- Coat of arms: Jelita
- Born: 15th century
- Died: 1535
- Family: Zamoyski
- Consort: (?) Smoczek Anna Uhrowiecka
- Issue: with Anna Uhrowiecka Florian Zamoyski Stanisław Zamoyski
- Father: Florian Zamoyski
- Mother: Anna Komorowska

= Feliks Zamoyski =

Feliks Zamoyski (died 1535) was a Polish nobleman (szlachcic).

He became the Wojski of Bełz Voivodeship in 1514, the Łowczy of Chełm Land in 1517, and the Wojski of Chełm, Tax collector (poborca) of Chełm and Belz in 1524. He also became the District Writer of Chełm in 1525 and the Podkomorzy of Chełm.

In 1517 Feliks and his brother Mikołaj received a payment of debt in the amount of 1,000 florins from Jan Ostrowski, a wealthy landowner from what is now known as Skoków.

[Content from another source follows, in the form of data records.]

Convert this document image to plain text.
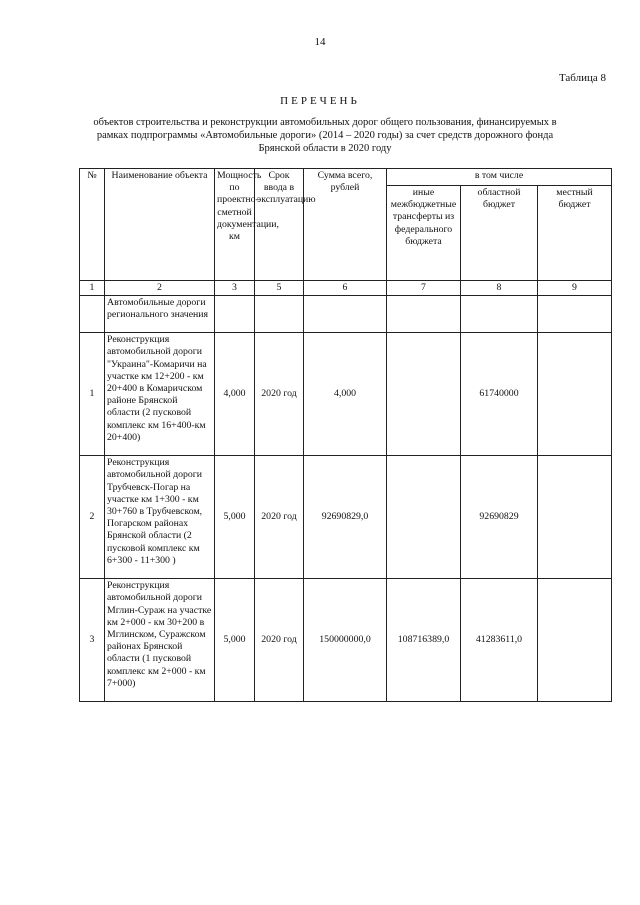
14
Таблица 8
ПЕРЕЧЕНЬ
объектов строительства и реконструкции автомобильных дорог общего пользования, финансируемых в рамках подпрограммы «Автомобильные дороги» (2014 – 2020 годы) за счет средств дорожного фонда Брянской области в 2020 году
№	Наименование объекта	Мощность по проектно-сметной документации, км	Срок ввода в эксплуатацию	Сумма всего, рублей	в том числе		
					иные межбюджетные трансферты из федерального бюджета	областной бюджет	местный бюджет
1	2	3	5	6	7	8	9
	Автомобильные дороги регионального значения						
1	Реконструкция автомобильной дороги "Украина"-Комаричи на участке км 12+200 - км 20+400 в Комаричском районе Брянской области (2 пусковой комплекс км 16+400-км 20+400)	4,000	2020 год	4,000		61740000	
2	Реконструкция автомобильной дороги Трубчевск-Погар на участке км 1+300 - км 30+760 в Трубчевском, Погарском районах Брянской области (2 пусковой комплекс км 6+300 - 11+300 )	5,000	2020 год	92690829,0		92690829	
3	Реконструкция автомобильной дороги Мглин-Сураж на участке км 2+000 - км 30+200 в Мглинском, Суражском районах Брянской области (1 пусковой комплекс км 2+000 - км 7+000)	5,000	2020 год	150000000,0	108716389,0	41283611,0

Zamoyski used a portion of the collection to fund the building of a fortified castle which was used in a 1529 battle to repel an invasion by the Crimean Tatars. His grandson, Jan Zamoyski, founded the city of Zamość upon the small village that blossomed around the family manor in 1580 and became its first ordynat.